Most alarming of all is the relationship of the hookup culture with sexual assault. In a study of 178 college men and women, the participants revealed that most of their experience with unwanted sex happened in a hookup. Regarding unwanted sex, 78 percent took place during a hookup, 14 percent during an ongoing relationship, and only 8 percent on a date.

This is a monumentally important insight!

There are, and have been, many large-scale efforts taking place on college campuses across Western societies to decrease the amount of sexual coercion, sexual assault, and rape. The research insight that most nonconsensual sex occurs during a hookup sheds new light on what needs to be done to decrease all kinds of sexual aggression.

Once Again, Alcohol’s Role

Additionally, Dr. Donna Freitas, who has studied hookup culture extensively, says that 41 percent of the students in her survey reported being profoundly upset about hooking up. Some of them even likened the experience to abuse. She outlines the case that alcohol, hooking up, and sexual assault are often related. Dr. Freitas quotes a study that reveals that 26 percent of students who were freshmen or sophomores had sex with someone they had just met while they were under the influence of alcohol. Around 40 percent of these freshmen or sophomore students had sex with someone they knew but were not in a relationship with while drinking alcohol.

Within that same study, 44 percent of women reported at least one unwanted sexual episode while in college, and, again, 90 percent of these unwanted sexual encounters happened during a hookup. Of the total reported incidents of nonconsensual sex, 76 percent involved alcohol. Having alcohol in the mix blurred whether consent had been given. The researchers discovered that often the victim was too drunk to properly give consent and didn’t remember what happened the next day.

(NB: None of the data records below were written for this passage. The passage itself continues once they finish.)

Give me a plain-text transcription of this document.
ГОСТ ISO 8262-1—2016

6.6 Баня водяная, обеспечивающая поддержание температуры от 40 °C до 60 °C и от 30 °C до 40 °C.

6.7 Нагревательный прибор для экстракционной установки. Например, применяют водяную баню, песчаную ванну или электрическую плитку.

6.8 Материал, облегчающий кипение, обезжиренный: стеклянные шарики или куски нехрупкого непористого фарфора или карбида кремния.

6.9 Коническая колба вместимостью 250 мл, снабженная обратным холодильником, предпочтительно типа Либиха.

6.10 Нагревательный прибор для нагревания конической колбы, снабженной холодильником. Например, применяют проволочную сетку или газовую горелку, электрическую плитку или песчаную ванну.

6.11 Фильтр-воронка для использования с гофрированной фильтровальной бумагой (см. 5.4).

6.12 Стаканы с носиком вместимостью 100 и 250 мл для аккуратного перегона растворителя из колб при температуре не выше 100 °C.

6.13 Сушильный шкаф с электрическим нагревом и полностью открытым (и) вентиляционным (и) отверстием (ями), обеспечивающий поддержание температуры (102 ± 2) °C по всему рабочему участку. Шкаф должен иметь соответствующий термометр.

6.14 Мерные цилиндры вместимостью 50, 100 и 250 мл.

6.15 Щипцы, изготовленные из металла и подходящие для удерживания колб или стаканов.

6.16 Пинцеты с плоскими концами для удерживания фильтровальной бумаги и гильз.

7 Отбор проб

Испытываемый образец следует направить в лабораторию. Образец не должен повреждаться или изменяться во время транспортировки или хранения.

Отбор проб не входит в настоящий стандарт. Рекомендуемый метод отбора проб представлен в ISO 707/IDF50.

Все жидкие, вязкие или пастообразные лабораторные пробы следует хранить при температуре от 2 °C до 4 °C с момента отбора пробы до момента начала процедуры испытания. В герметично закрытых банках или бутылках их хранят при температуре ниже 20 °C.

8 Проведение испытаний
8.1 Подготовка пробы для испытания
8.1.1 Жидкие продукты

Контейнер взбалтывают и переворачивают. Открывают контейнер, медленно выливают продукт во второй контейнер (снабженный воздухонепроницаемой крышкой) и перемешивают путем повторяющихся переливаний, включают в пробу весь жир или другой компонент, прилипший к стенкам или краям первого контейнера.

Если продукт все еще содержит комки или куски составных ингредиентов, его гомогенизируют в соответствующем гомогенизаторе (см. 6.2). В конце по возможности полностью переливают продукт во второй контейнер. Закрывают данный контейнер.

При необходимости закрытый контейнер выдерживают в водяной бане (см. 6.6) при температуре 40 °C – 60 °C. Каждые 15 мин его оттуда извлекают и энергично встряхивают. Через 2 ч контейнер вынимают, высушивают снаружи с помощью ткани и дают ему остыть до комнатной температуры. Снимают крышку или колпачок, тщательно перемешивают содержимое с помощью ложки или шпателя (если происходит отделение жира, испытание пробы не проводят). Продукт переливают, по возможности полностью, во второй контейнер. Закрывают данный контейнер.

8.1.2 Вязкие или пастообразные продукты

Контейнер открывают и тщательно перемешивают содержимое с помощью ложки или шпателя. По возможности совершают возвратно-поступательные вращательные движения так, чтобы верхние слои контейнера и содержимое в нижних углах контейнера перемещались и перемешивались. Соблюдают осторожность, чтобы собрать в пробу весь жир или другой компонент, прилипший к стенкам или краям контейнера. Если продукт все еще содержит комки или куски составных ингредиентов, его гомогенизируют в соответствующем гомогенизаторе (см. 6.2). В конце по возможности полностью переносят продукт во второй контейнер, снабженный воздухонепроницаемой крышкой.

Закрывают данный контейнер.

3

Parents should know that when people like me try to bring up the relationship between alcohol and sexual assault I am told to stop “victim-blaming”. You should also know that the most likely place and time for your daughters to be raped is in the dorms and the first few months of their freshman year. You won’t hear that from them.

Now that you parents know the real deal it is time for all of us to start lobbying our state legislatures to stop this insanity and bring ethical leadership back to campus. We don’t have to put up with this dangerous travesty!

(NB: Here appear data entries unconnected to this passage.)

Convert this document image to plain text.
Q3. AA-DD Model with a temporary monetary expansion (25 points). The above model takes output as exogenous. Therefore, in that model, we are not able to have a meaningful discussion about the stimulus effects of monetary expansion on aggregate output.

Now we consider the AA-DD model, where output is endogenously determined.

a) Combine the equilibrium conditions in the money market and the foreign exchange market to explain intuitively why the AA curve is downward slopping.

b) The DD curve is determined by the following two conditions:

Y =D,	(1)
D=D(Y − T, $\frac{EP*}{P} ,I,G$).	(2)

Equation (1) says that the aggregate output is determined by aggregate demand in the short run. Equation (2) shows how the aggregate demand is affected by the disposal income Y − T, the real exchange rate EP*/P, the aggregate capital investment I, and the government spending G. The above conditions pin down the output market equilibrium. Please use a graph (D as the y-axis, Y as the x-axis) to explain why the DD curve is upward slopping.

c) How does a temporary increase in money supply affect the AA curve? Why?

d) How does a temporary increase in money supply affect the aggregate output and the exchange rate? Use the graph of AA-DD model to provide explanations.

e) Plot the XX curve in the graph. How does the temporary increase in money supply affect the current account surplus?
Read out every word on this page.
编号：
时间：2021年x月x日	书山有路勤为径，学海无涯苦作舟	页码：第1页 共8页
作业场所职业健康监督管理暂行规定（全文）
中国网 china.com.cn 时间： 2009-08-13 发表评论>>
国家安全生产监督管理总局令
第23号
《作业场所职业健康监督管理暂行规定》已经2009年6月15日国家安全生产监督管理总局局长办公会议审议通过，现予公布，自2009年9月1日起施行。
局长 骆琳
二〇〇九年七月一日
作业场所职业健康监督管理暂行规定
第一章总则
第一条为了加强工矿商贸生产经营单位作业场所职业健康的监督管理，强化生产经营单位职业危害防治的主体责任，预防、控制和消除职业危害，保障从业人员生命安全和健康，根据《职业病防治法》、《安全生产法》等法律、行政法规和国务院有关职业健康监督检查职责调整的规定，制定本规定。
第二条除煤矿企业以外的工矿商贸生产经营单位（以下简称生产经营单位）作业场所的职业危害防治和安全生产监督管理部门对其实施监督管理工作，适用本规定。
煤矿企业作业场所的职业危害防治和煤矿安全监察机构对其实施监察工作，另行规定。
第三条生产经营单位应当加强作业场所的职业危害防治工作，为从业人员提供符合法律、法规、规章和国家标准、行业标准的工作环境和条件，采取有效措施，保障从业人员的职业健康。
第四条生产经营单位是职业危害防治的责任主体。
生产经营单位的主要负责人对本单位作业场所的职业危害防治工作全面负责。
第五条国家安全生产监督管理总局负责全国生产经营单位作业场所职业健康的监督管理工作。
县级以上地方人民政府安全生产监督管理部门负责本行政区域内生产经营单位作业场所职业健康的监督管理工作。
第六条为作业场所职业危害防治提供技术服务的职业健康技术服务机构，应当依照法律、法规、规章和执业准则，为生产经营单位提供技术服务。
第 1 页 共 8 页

Dr. Joe Malone, a physiologist, holds a Ph.D. in Health and Human Performance with a minor in neuropsychology and a specialization in female sexual health. He has taught for many years at Middle Tennessee State University, creating a women’s wellness program there, and has guest lectured at Vanderbilt and Princeton.

Dr. Malone served on the CDC Initiative for STD Prevention for the state of Tennessee. He has been happily married to his wife Jody for over 40years. Dr. Malone is author of Battles of the Sexes and co-founder of Hookups to Heartbreaks.